My only advice to you, that you do not get affected by the crocodile tears. Because your blood is not made of gold and ours is made out of water. . . .
Following KSM’s remarks, Judge Pohl said that “no matter how heartfelt,” he would no longer “entertain personal comments of any accused about the way things are going.” The next morning, the judge cut short a parallel statement on behalf of American victims delivered by Trial Counsel Edward Ryan.
- In contrast to the patience he exhibited toward KSM, Judge Pohl told the government’s attorney: I understand this case. I understand that people died. I have got that. I am sensitive to that. I have got all that. But this is not the time to make that argument. Please restrict your argument to facts relevant to the issue before me.
- Another major issue that arose as the week came to a close was whether the civil liberties guaranteed by the U.S. Constitution apply to these “unprivileged alien enemy belligerents,” despite the fact that they are being prosecuted for war crimes in a military tribunal rather than in federal court under the U.S. criminal code.
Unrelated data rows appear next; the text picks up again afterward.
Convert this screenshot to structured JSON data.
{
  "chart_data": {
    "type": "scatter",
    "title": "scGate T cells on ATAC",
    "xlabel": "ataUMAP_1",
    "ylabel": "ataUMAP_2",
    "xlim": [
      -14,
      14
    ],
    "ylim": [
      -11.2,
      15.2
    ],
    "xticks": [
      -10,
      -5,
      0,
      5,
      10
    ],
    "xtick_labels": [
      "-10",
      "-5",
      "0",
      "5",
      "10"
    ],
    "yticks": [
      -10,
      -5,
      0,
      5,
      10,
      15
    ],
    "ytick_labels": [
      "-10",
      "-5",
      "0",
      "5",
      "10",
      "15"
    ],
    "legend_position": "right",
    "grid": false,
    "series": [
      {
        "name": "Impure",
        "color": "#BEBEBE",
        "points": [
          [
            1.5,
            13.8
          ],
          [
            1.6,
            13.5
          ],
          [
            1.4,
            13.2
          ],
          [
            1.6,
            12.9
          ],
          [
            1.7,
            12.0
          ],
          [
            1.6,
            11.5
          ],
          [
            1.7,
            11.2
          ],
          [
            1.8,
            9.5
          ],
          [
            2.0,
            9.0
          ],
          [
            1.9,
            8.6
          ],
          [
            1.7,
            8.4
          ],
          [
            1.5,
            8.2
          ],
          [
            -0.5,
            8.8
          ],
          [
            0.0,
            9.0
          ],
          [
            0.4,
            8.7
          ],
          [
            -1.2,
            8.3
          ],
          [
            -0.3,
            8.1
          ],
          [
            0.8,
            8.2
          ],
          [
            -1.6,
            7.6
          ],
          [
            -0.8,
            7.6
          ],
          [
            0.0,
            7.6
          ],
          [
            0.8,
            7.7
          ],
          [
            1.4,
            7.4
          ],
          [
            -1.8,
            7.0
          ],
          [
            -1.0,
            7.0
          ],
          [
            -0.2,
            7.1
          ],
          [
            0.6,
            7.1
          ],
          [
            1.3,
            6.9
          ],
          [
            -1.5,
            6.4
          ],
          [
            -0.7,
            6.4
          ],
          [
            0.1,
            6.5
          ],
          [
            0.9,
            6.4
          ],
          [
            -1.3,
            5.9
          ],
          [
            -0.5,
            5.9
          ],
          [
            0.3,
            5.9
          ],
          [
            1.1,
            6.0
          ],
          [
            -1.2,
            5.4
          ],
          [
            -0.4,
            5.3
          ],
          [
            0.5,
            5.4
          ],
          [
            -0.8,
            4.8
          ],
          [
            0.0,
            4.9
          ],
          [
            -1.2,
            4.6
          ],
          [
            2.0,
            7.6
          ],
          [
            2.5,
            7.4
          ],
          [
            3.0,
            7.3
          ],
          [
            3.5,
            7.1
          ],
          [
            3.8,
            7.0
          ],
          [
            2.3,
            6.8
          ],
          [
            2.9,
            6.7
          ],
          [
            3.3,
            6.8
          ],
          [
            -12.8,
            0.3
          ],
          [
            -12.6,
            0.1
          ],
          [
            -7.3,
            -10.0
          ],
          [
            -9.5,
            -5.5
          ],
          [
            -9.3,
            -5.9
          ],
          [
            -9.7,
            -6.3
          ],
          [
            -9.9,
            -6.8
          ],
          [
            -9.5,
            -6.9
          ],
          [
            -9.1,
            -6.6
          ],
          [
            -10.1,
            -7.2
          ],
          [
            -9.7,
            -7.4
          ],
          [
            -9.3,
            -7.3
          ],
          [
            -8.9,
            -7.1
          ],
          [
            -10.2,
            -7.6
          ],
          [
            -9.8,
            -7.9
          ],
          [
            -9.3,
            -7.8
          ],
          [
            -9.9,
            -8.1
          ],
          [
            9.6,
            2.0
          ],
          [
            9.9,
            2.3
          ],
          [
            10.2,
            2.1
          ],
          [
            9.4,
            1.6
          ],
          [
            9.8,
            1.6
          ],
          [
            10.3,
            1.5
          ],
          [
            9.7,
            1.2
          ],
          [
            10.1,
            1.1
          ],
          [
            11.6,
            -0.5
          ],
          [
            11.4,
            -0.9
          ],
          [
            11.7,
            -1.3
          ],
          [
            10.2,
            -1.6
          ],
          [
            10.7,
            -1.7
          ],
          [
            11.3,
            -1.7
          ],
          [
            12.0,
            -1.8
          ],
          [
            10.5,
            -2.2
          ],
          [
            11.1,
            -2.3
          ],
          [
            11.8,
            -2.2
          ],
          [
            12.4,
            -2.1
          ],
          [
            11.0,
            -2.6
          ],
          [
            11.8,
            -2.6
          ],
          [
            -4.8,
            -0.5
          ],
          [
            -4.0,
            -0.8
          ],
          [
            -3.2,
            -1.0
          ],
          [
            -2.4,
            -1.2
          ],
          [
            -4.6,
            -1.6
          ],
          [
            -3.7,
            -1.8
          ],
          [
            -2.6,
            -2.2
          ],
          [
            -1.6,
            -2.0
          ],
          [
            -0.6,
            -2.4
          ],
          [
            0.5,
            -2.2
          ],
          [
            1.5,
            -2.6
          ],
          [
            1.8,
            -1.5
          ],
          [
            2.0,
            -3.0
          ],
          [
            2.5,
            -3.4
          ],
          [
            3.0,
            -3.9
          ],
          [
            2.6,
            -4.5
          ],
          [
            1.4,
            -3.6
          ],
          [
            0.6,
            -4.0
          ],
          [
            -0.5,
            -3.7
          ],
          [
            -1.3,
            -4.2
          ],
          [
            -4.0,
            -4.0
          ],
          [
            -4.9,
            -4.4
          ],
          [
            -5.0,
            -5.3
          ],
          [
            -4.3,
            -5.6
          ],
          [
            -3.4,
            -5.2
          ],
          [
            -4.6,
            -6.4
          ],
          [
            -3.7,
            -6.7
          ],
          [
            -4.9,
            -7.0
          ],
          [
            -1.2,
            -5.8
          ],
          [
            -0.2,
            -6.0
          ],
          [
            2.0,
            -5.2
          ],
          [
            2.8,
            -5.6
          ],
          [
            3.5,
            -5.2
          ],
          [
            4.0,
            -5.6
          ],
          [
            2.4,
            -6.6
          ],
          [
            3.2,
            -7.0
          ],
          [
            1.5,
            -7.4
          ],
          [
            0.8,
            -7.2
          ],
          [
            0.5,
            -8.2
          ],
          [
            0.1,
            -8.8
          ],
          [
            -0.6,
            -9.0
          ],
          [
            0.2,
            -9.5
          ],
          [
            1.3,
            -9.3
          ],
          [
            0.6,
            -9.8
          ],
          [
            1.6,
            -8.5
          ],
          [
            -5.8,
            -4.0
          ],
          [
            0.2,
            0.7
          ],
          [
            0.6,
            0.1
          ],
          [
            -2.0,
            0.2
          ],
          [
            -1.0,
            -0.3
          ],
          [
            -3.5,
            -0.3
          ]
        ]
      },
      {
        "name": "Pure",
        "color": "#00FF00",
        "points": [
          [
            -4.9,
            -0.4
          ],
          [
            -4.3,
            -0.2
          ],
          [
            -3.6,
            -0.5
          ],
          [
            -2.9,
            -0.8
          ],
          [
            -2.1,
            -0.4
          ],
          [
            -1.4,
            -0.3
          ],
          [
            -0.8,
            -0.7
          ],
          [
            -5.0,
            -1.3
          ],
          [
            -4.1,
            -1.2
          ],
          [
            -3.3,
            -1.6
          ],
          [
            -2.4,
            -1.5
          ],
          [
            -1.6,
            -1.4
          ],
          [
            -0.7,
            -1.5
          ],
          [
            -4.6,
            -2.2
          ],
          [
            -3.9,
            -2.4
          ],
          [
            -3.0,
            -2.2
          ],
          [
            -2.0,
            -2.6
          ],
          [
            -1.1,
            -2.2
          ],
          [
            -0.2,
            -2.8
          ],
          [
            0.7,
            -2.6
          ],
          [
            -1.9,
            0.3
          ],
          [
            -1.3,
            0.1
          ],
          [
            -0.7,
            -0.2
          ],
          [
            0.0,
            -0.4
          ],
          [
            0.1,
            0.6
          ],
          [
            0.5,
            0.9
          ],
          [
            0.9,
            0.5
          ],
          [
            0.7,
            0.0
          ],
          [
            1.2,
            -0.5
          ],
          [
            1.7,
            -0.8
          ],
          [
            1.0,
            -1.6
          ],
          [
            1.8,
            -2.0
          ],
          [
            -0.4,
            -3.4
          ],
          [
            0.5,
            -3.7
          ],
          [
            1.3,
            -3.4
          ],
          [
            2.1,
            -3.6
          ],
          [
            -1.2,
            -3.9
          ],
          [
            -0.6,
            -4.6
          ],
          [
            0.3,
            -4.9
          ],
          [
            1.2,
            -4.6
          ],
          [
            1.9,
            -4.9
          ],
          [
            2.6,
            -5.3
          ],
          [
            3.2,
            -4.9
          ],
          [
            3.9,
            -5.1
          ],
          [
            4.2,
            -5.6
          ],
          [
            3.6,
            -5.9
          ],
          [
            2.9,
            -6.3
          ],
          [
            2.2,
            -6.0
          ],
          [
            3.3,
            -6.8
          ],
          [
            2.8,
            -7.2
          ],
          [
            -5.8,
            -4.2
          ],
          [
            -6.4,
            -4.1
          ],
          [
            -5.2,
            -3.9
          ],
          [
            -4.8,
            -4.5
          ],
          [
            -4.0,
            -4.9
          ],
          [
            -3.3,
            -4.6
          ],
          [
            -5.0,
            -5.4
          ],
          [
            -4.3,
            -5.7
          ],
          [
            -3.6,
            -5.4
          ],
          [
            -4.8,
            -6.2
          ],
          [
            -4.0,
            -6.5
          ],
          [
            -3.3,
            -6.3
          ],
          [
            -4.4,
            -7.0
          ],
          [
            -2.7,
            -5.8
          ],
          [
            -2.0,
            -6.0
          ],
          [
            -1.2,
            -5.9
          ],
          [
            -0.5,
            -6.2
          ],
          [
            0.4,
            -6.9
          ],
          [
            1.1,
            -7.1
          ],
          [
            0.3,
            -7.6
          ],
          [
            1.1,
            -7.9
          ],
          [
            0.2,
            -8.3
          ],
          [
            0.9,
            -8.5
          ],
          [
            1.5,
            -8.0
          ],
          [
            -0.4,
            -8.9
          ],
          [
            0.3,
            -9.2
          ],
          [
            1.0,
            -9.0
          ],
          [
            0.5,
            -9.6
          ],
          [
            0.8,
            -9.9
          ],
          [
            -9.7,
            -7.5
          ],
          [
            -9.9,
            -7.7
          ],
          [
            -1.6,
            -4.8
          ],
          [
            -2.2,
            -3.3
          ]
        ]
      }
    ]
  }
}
General Martins hedged, refusing to answer Judge Pohl’s pointed questions directly, replying instead that it was too soon to tell. However, the judge’s five-month delay in even asking this question, as well as the government’s refusal to answer it, raised doubts about the commission’s commitment to a speedy trial.
Judicial Watch was pleased to be able to monitor these proceedings on behalf of the American people and to counterbalance the coverage of leftist special interest groups and their allies in the “mainstream” press.